Yes - rebalance => consumers trying to coordinate through ZK.
Rebalances can happen when one or more of the following happen:
- a consumed topic partition appears or disappears - i.e., if a broker
comes or goes.
- a consumer instance in the group comes or goes
"goes" could also be triggered by session expirations in zookeeper -
typically caused by client-side GC or flaky connections to zookeeper.
On Mon, Jul 15, 2013 at 10:15 AM, Vaibhav Puranik <[EMAIL PROTECTED]> wrote:
> Hi all,
> We have a small Kafka cluster (0.7.1 - 3 nodes) in EC2. The load is about
> 200 million events per day, each being few kilobytes. We have a single node
> Yesterday suddenly our Kafka clients started throwing the following
> java.lang.RuntimeException: kafka.common.ConsumerRebalanceFailedException:
> can't rebalance after 4 retries
> at backtype.storm.util$async_loop$fn__465.invoke(util.clj:377)

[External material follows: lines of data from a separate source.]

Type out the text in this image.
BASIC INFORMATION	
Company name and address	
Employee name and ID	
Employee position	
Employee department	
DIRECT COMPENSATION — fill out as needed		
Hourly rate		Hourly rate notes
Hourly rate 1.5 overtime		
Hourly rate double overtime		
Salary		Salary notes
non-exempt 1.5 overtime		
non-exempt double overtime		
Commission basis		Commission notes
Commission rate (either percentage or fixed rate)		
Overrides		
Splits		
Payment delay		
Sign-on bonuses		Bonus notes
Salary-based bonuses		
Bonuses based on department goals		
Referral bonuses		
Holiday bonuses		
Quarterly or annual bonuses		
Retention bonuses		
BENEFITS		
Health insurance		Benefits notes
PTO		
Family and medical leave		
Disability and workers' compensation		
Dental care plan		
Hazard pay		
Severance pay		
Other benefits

> None of the Kafka clients (ConsumerConenctor class) would start. They would
> fail with the exception.
> We tried restarting the clilents, restarting the zookeeper as well. But
> finally it all started working when we restarted all of our kafka brokers.
> We didn't lose any data because producers (going directly to the brokers
> through a load balancer) were working fine.

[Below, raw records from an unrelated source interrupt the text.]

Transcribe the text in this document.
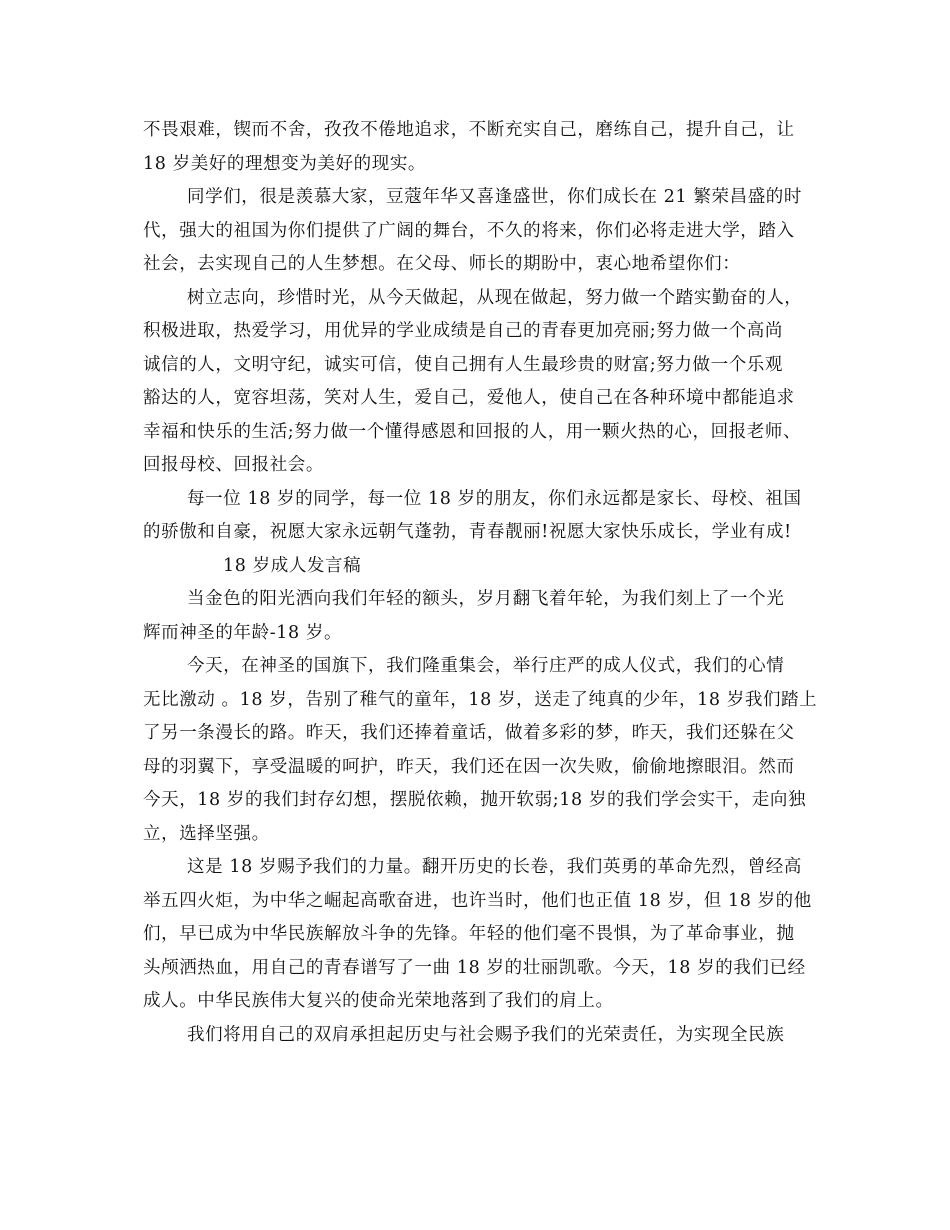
不畏艰难，锲而不舍，孜孜不倦地追求，不断充实自己，磨练自己，提升自己，让
18 岁美好的理想变为美好的现实。
同学们，很是羡慕大家，豆蔻年华又喜逢盛世，你们成长在 21 繁荣昌盛的时
代，强大的祖国为你们提供了广阔的舞台，不久的将来，你们必将走进大学，踏入
社会，去实现自己的人生梦想。在父母、师长的期盼中，衷心地希望你们：
树立志向，珍惜时光，从今天做起，从现在做起，努力做一个踏实勤奋的人，
积极进取，热爱学习，用优异的学业成绩是自己的青春更加亮丽;努力做一个高尚
诚信的人，文明守纪，诚实可信，使自己拥有人生最珍贵的财富;努力做一个乐观
豁达的人，宽容坦荡，笑对人生，爱自己，爱他人，使自己在各种环境中都能追求
幸福和快乐的生活;努力做一个懂得感恩和回报的人，用一颗火热的心，回报老师、
回报母校、回报社会。
每一位 18 岁的同学，每一位 18 岁的朋友，你们永远都是家长、母校、祖国
的骄傲和自豪，祝愿大家永远朝气蓬勃，青春靓丽!祝愿大家快乐成长，学业有成!
18 岁成人发言稿
当金色的阳光洒向我们年轻的额头，岁月翻飞着年轮，为我们刻上了一个光
辉而神圣的年龄-18 岁。
今天，在神圣的国旗下，我们隆重集会，举行庄严的成人仪式，我们的心情
无比激动 。18 岁，告别了稚气的童年，18 岁，送走了纯真的少年，18 岁我们踏上
了另一条漫长的路。昨天，我们还捧着童话，做着多彩的梦，昨天，我们还躲在父
母的羽翼下，享受温暖的呵护，昨天，我们还在因一次失败，偷偷地擦眼泪。然而
今天，18 岁的我们封存幻想，摆脱依赖，抛开软弱;18 岁的我们学会实干，走向独
立，选择坚强。
这是 18 岁赐予我们的力量。翻开历史的长卷，我们英勇的革命先烈，曾经高
举五四火炬，为中华之崛起高歌奋进，也许当时，他们也正值 18 岁，但 18 岁的他
们，早已成为中华民族解放斗争的先锋。年轻的他们毫不畏惧，为了革命事业，抛
头颅洒热血，用自己的青春谱写了一曲 18 岁的壮丽凯歌。今天，18 岁的我们已经
成人。中华民族伟大复兴的使命光荣地落到了我们的肩上。
我们将用自己的双肩承担起历史与社会赐予我们的光荣责任，为实现全民族
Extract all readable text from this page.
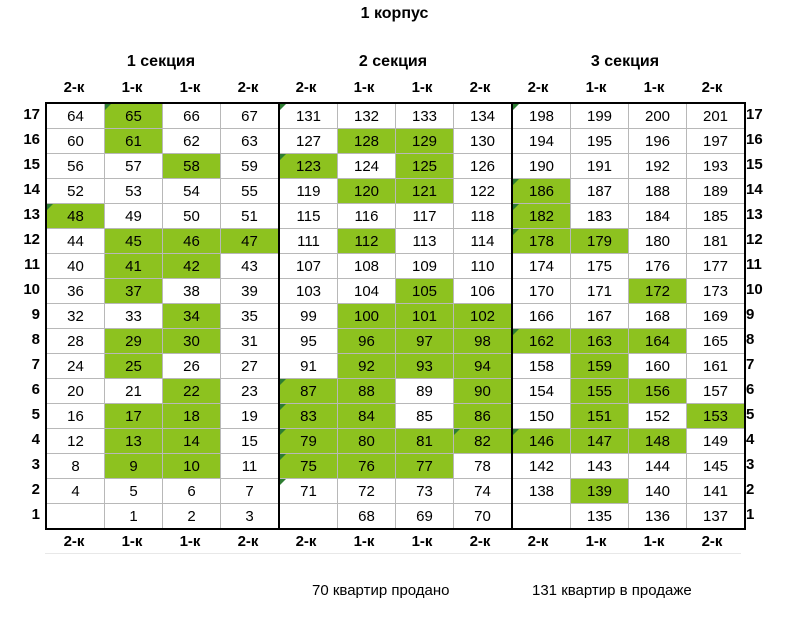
1 корпус
1 секция	2 секция	3 секция
2-к	1-к	1-к	2-к	2-к	1-к	1-к	2-к	2-к	1-к	1-к	2-к
17
16
15
14
13
12
11
10
9
8
7
6
5
4
3
2
1
64	65	66	67	131	132	133	134	198	199	200	201
60	61	62	63	127	128	129	130	194	195	196	197
56	57	58	59	123	124	125	126	190	191	192	193
52	53	54	55	119	120	121	122	186	187	188	189
48	49	50	51	115	116	117	118	182	183	184	185
44	45	46	47	111	112	113	114	178	179	180	181
40	41	42	43	107	108	109	110	174	175	176	177
36	37	38	39	103	104	105	106	170	171	172	173
32	33	34	35	99	100	101	102	166	167	168	169
28	29	30	31	95	96	97	98	162	163	164	165
24	25	26	27	91	92	93	94	158	159	160	161
20	21	22	23	87	88	89	90	154	155	156	157
16	17	18	19	83	84	85	86	150	151	152	153
12	13	14	15	79	80	81	82	146	147	148	149
8	9	10	11	75	76	77	78	142	143	144	145
4	5	6	7	71	72	73	74	138	139	140	141
	1	2	3		68	69	70		135	136	137
17
16
15
14
13
12
11
10
9
8
7
6
5
4
3
2
1
2-к	1-к	1-к	2-к	2-к	1-к	1-к	2-к	2-к	1-к	1-к	2-к
70 квартир продано	131 квартир в продаже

> I tried googling this issue and looks like lot of people have faced it, but
> couldn't get anything concrete.
> Given this, I have two questions:
> It will be nice if you can tell me why this can happen or point me to a
> link where I can understand it better. What does Consumer Rebalancing mean?
> Does that mean consumers are trying to coordinate amongst themselves using
> On a separate note, are there any JMX parameters I need to be monitoring to
> make sure that my kafka cluster is healthy? How can I keep watch on my
> kafka cluster?
> Vaibhav Puranik